A. RNA-Seq reads mapped to an AC construct corresponding to BP1 (vertical red arrow) in an inverted chromosome reveal a fusion transcript present only in the four Std/Inv individuals (bottom) but not in the four Std/Std (top). Boxes highlight the new exon (yellow) and ZNF257 first exon (green). The structure of the fusion transcript reconstructed by Cufflinks [38] is shown below the RNA-Seq profiles. Small arrows indicate the approximate position of the primers used to validate the transcript. The coordinates of the new exon in the HG19 reference genome are also indicated. B. Analysis of fusion transcript expression by RT-PCR in several individuals. C. Quantification of the fusion transcript levels by qPCR in 15 Std/Std, 11 Std/Inv, and 1 Inv/Inv individuals.
Fig 5.
Recombination and nucleotide diversity patterns in the inversion region.
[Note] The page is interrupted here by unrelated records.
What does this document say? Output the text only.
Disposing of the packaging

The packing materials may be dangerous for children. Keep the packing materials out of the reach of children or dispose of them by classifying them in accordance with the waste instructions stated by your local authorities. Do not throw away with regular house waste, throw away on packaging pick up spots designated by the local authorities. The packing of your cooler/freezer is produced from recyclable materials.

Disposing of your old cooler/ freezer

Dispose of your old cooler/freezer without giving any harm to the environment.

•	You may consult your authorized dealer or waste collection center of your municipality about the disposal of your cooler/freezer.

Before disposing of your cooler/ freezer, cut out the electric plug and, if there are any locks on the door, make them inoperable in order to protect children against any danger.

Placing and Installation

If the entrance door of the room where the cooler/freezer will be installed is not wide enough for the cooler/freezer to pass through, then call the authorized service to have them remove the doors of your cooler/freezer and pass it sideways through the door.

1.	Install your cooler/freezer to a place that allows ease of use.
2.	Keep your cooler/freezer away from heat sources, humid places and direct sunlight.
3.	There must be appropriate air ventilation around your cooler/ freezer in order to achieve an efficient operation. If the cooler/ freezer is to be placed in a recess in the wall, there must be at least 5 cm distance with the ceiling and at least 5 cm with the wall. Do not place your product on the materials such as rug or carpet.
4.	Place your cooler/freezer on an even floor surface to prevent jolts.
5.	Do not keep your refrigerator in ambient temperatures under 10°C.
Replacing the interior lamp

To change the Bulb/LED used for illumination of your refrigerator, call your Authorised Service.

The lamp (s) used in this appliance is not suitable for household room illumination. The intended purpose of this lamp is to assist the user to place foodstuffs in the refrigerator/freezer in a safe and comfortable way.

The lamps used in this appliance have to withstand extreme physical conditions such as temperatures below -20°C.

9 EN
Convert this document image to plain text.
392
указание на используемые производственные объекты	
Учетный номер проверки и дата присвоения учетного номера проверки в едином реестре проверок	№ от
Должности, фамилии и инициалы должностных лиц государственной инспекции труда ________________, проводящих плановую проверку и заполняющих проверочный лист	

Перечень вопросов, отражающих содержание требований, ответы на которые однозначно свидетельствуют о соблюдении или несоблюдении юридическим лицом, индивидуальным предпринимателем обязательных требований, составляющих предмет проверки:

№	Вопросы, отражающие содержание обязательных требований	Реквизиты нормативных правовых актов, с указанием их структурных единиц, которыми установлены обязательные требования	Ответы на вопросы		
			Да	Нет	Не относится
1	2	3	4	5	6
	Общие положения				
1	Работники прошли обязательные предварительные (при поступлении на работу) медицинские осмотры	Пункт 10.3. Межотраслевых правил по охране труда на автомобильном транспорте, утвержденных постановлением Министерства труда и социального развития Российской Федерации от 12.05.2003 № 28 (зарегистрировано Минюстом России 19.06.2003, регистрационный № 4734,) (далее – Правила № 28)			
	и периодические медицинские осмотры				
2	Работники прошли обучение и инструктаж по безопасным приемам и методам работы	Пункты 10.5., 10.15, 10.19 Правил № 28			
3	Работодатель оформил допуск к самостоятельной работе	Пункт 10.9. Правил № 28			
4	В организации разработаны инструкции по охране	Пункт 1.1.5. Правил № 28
A. Nucleotide diversity (π). B. Tajima’s D test statistic. C. Cumulative genetic length in 4Ner units. D. Fst values between Std and Inv chromosomes. HG19 assembly coordinates are shown in the X-axis, including the inverted region (marked by vertical dashed lines) and 1.8 Mb of flanking sequence at each side. Blue lines correspond to East Asian Std chromosomes and red lines to Inv chromosomes. All values were estimated in non-overlapping windows of 80 SNPs each considering the 285 phased East Asian individuals, except the recombination rate that was calculated between consecutive SNPs in the 24 Inv chromosomes and 24 random East Asian Std chromosomes. Tajima’s D statistic was Z-transformed to counteract the loss of low frequency SNPs during the phasing process.
Fig 6.
Evolutionary history of HsInv0379 inversion.
Distribution of expected frequencies for a mutation arising 43,450 years ago under a model of human demography and different evolutionary scenarios according to forward-in-time simulations. Violin plots show the allele frequencies in 1,000 simulations for each selection coefficient (Nes between -30 and +10). The vertical solid line corresponds to the average frequency of the inversion in East Asia (4.73%) and dotted lines mark the range of frequencies observed in actual East Asian populations (2.4–8%). The likelihood of each Nes value (probability to obtain the observed frequencies) is shown at the right of the graph.